Christopher Caldwell (born 1962) is an American journalist and senior editor at The Weekly Standard, as well as a regular contributor to the Financial Times and Slate. His writing also frequently appears in The Wall Street Journal, The New York Times, where he is a contributing editor to the paper's magazine, and The Washington Post. He was also a regular contributor to The Atlantic Monthly and The New York Press and the assistant managing editor of The American Spectator.
Interview with the U.S. Holocaust Memorial Museum (2007)
- Interview (2007)
- [L]aws against Holocaust denial have done more harm than good. On a practical political level, I think that they give very intolerant mischief makers a cheap and easy way to pose as something more exalted than what they actually are, as sort of martyrs of free speech.

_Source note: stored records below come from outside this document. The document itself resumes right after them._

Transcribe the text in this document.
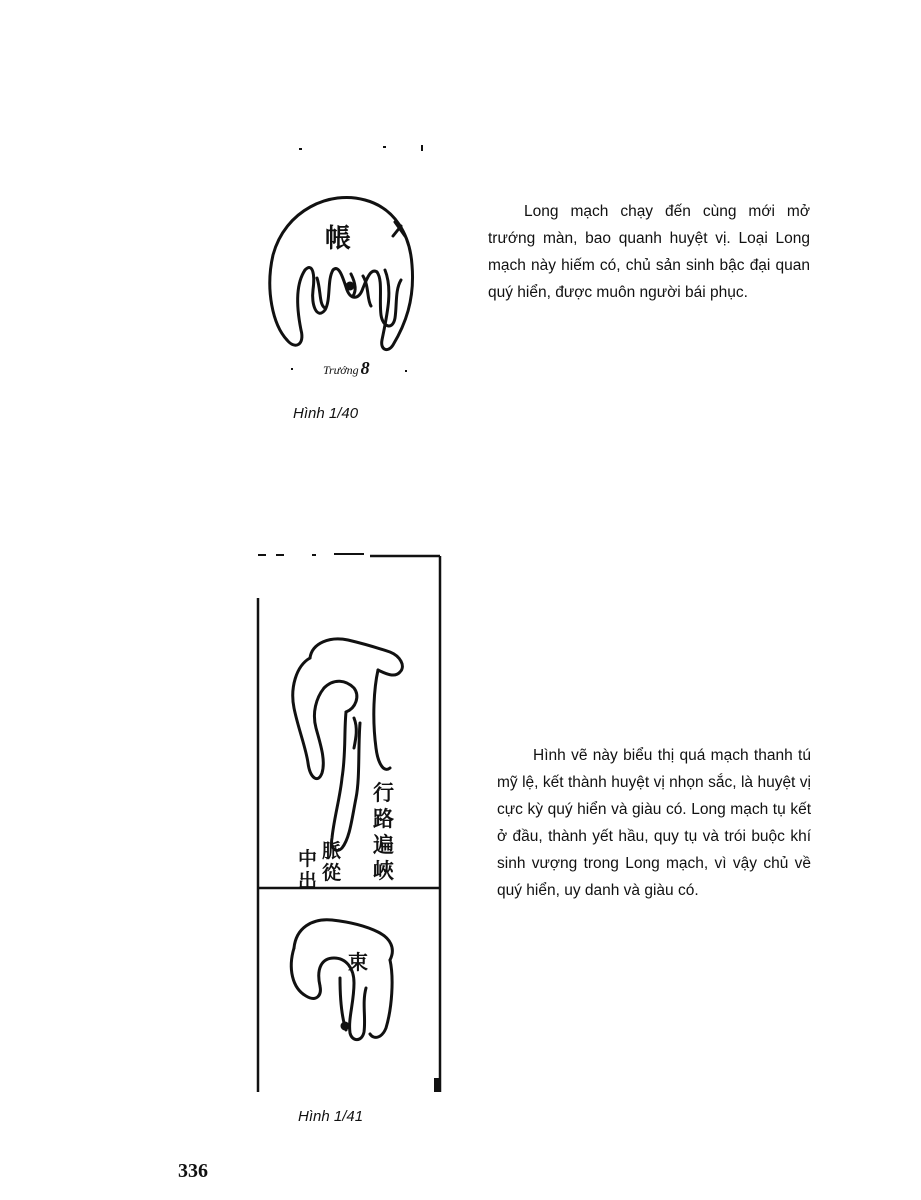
帳
Trướng 8
Hình 1/40

Long mạch chạy đến cùng mới mở trướng màn, bao quanh huyệt vị. Loại Long mạch này hiếm có, chủ sản sinh bậc đại quan quý hiển, được muôn người bái phục.

行路遍峽
中出
脈從
束
Hình 1/41

Hình vẽ này biểu thị quá mạch thanh tú mỹ lệ, kết thành huyệt vị nhọn sắc, là huyệt vị cực kỳ quý hiển và giàu có. Long mạch tụ kết ở đầu, thành yết hầu, quy tụ và trói buộc khí sinh vượng trong Long mạch, vì vậy chủ về quý hiển, uy danh và giàu có.

336
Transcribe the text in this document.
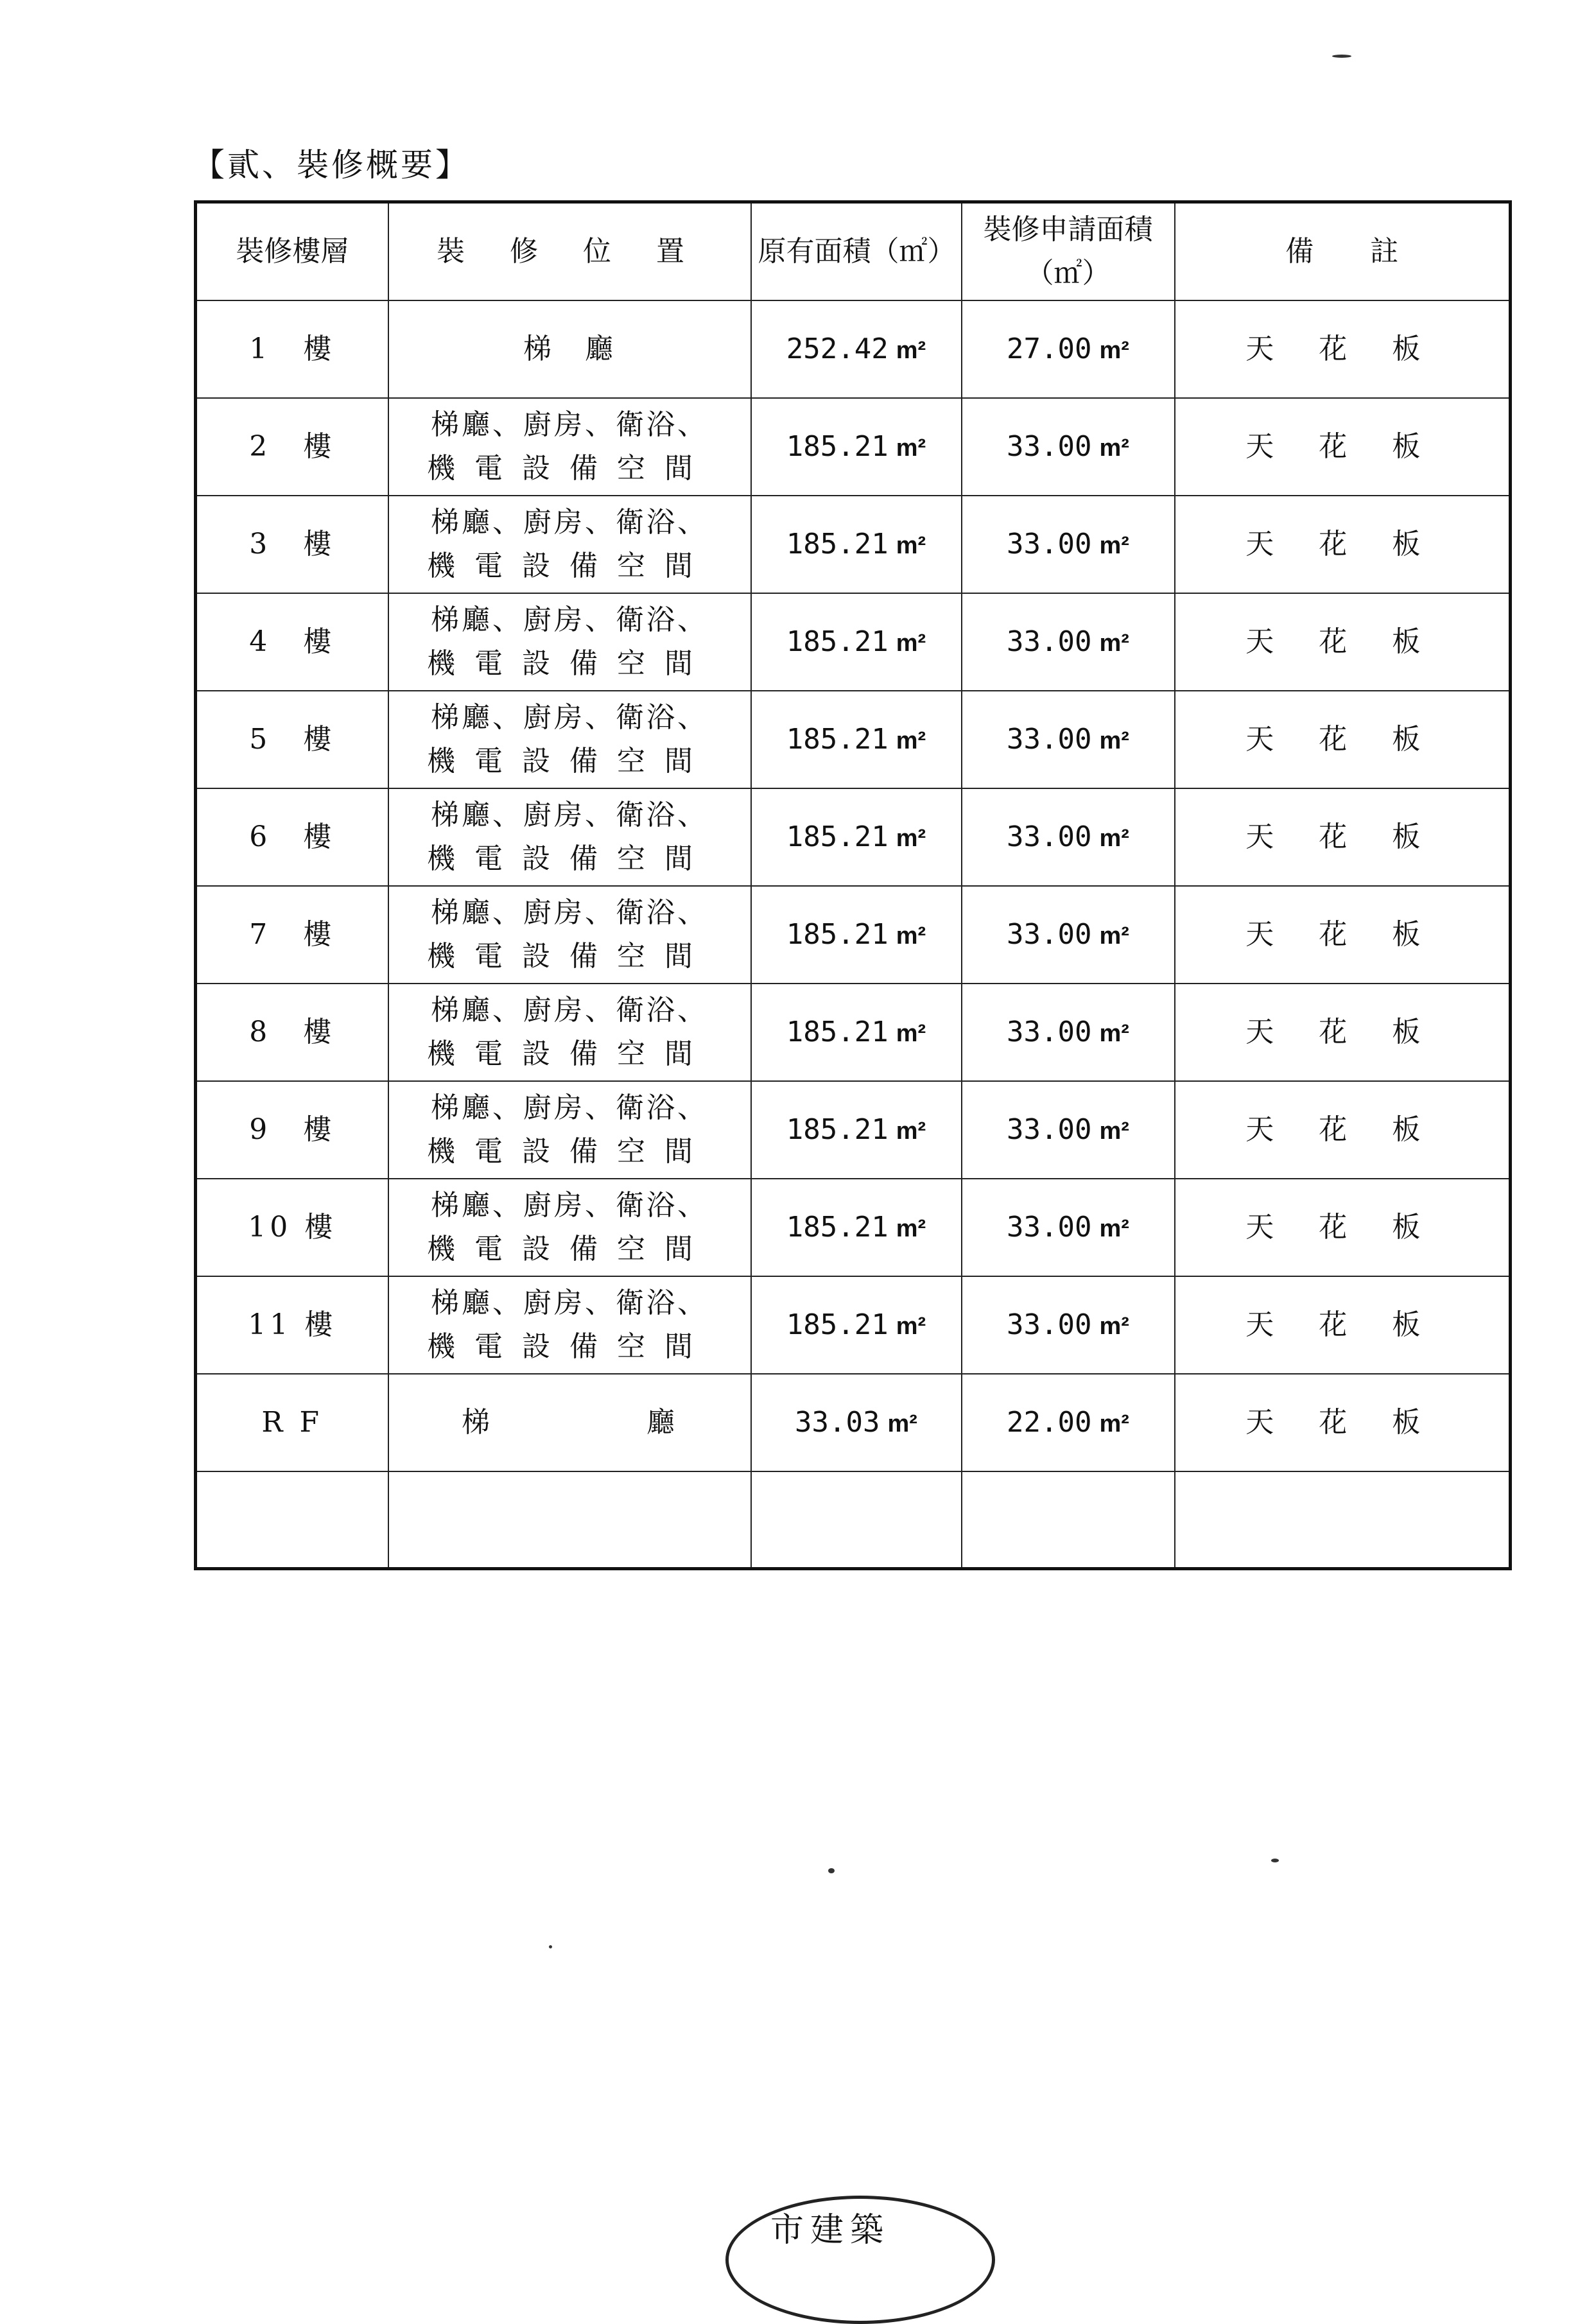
【貳、裝修概要】
裝修樓層	裝 修 位 置	原有面積（㎡）	裝修申請面積（㎡）	備　　註
1　樓	梯　廳	252.42 m²	27.00 m²	天 花 板
2　樓	梯廳、廚房、衛浴、
機電設備空間	185.21 m²	33.00 m²	天 花 板
3　樓	梯廳、廚房、衛浴、
機電設備空間	185.21 m²	33.00 m²	天 花 板
4　樓	梯廳、廚房、衛浴、
機電設備空間	185.21 m²	33.00 m²	天 花 板
5　樓	梯廳、廚房、衛浴、
機電設備空間	185.21 m²	33.00 m²	天 花 板
6　樓	梯廳、廚房、衛浴、
機電設備空間	185.21 m²	33.00 m²	天 花 板
7　樓	梯廳、廚房、衛浴、
機電設備空間	185.21 m²	33.00 m²	天 花 板
8　樓	梯廳、廚房、衛浴、
機電設備空間	185.21 m²	33.00 m²	天 花 板
9　樓	梯廳、廚房、衛浴、
機電設備空間	185.21 m²	33.00 m²	天 花 板
10 樓	梯廳、廚房、衛浴、
機電設備空間	185.21 m²	33.00 m²	天 花 板
11 樓	梯廳、廚房、衛浴、
機電設備空間	185.21 m²	33.00 m²	天 花 板
R F	梯　　　　　廳	33.03 m²	22.00 m²	天 花 板

市建築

- [Y]ou see evidence in the united Europe—in which there is free circulation of people and ideas—of a much more homegrown European-style antisemitism. You see a sort of waning of vigilance. You see a rise of the kind of clubby, dinner-party type antisemitism in England, where it is very strong. So I do think there is a new antisemitism, but I'm afraid it hasn't so much replaced the old antisemitism as exists alongside of it.
Interview with Bill Kristol (March 2017)
- Interview with Bill Kristol (20 March 2017)

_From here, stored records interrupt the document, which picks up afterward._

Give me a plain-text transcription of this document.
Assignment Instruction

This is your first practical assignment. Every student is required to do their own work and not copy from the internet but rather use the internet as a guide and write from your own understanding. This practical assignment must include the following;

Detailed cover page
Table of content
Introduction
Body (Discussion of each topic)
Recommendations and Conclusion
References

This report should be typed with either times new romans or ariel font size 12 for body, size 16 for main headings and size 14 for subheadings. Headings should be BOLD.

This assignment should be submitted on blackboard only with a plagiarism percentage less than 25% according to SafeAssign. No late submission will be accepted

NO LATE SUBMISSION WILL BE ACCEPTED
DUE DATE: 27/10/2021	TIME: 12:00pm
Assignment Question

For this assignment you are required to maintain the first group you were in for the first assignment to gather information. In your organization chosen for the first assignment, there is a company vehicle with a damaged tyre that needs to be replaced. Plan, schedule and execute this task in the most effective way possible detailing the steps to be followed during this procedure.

- [T]he escalation of the radicalization of Muslims in Europe, I think, has, in the past 2 or 3 years – and you know the incidents – the Nice truck bombing, the Berlin Christmas Fair bombing, those sorts of incidents, I think, have really worried Europeans.

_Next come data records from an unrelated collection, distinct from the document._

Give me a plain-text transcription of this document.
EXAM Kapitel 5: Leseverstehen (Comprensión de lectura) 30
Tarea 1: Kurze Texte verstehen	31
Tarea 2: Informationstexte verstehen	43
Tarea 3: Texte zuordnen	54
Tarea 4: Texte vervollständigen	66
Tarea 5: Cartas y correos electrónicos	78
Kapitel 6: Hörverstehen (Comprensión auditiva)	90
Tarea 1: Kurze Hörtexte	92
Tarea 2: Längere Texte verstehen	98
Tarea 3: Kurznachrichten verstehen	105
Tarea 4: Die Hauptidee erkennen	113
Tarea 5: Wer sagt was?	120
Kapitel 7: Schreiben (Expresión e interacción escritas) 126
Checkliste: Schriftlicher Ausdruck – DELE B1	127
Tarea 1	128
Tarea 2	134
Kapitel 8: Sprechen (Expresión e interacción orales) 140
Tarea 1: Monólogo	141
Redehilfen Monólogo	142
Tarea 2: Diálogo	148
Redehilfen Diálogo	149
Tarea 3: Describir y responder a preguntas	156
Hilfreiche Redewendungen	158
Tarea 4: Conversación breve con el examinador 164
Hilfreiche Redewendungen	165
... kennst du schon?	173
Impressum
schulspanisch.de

- The thing I worry about in Europe is that there is a logic of escalation in some of this. That the people whose voices aren’t heard have to do things to make their voices heard. Do you know what I mean? They’ll have to, you know, like, demonstrate and that kind of thing.
- Europe can be the scene of world history even if it’s not the protagonist in world history, but it seems to show very little sign of being the protagonist.